Everyone makes mistakes.
I take my job pretty seriously, but even so, I’ll get distracted sometimes. This time, we lucked out; the kid must have slipped, and I heard the distinctive sound of coins on metal. The cash box! Time to go earn my pay.
I’d been over in Mystery, just kinda staring off into space and contemplating. It had been a long day, grey and drizzly, not much traffic going by and none coming into the shop.
Which was probably just as well; Pat, the proprietor and (nominal) owner had been out running a booth at a convention all weekend, maybe six total hours sleep in three days, and the poor guy was exhausted. He’d spent the morning hard at work, reshelving what might sell and boxing the rest for returns; judging from the faint snore from behind the counter he must have dozed off the moment he sat down. That would explain why he hadn’t noticed the kid come in, and why he hadn’t heard that telltale clink of coins.
Even as kids go, this was a scrawny one. Looked hungry and scared too, and I allowed myself a brief moment of pity before I went to work on him. I mean, even a thief needs to eat; heck, I’d done the odd smash-and-grab myself when times were lean.
But this one was stealing the cash box from the convention, and it still held the weekend’s take. The rent was due and I couldn’t afford mercy. Besides, this was my beat.
He looked around nervously, but he hadn’t noticed me. I’d been quiet and still, and my black hair and coat had let me blend perfectly into the shadows. I had the advantage of surprise; it wouldn’t last, but then again it didn’t have to.

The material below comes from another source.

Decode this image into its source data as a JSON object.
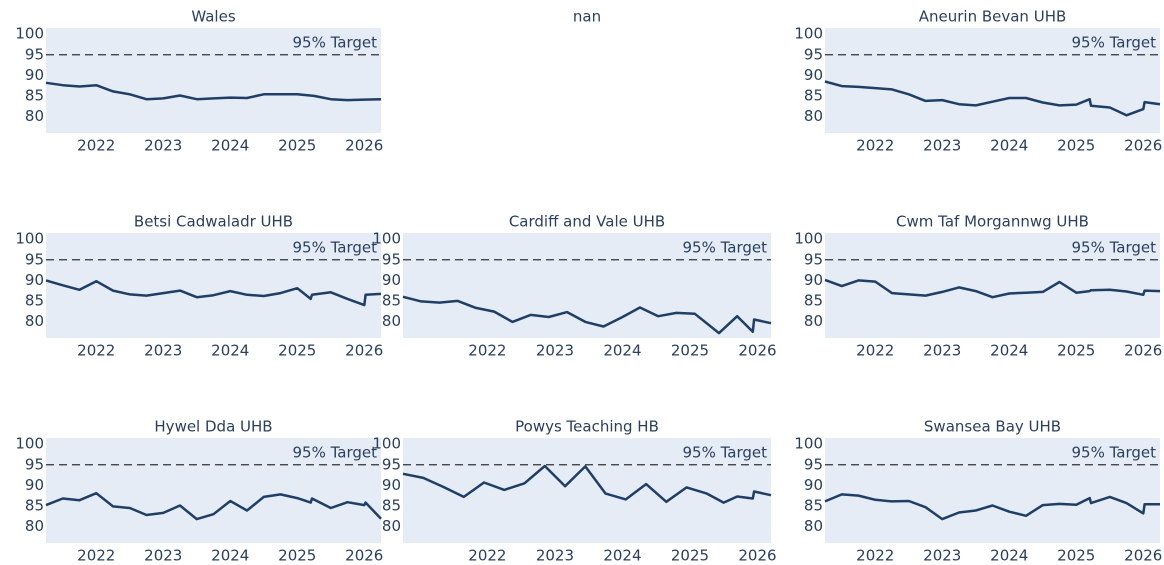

Now, this is where experience matters: Someone new to the job might have hollered, or leapt out straight at the thief, and either choice would have been a mistake. Oh, it might have worked, but given a choice between maybe and a sure thing, the smart money’s on the sure thing. I waited for the perfect moment.
And right on schedule, my moment came. Pat snored gently, but to the kid it must have been thunderous. His head whipped around and his eyes went wide; he stopped, tensed up, staring. I slipped behind the front table and crouched just out of sight, all set to spring my trap.
Pat snored again, and this time our would-be thief recognized the sound for what it was. He started moving again, aiming for the front door and freedom — and that’s what I’d been waiting for. I flew out from cover and cannoned into his legs, hollering for all I was worth, and got kicked in the face for my trouble. So much for my perfect plan.
But the kid went down too, and the cashbox flew out of his hands. It bounced off a support pillar and high into the air, just tapping the ceiling before it popped open. Change flew everywhere; it was really quite lovely, the way the light scattered off the bright coins, and for a moment I just lay there watching them spin and tumble.
“What the— ?!”
Pat had finally woken up, but not in time to stop the thwarted thief from dashing out the front door. He stood up and looked around at all the spilled coins. A few last bills floated to the floor and pennies rolled into every corner. Then he spotted me lying there on the floor. His eyes narrowed and his face went red, and I realized he had no idea what had happened, not the slightest clue about the thief. I’d just have to explain.
Pat just stared, not understanding. But what can you expect from the guy? He’s only human. After a moment he grinned, laughed, and shook his head ruefully. He came over and started picking up coins; like any good bookstore cat, I supervised.
My cheekbone ached from the kid’s shoe, but I was content. I’d done my job, saved the store from ruin. So what if my plan hadn’t turned out to be perfect; as Ike put it, “In battle, all plans are useless — but planning is indispensable.”
We present this in fond memory of Fup, store cat at Powell’s, who we lost eleven years ago this month. Fare thee well, Adventurer!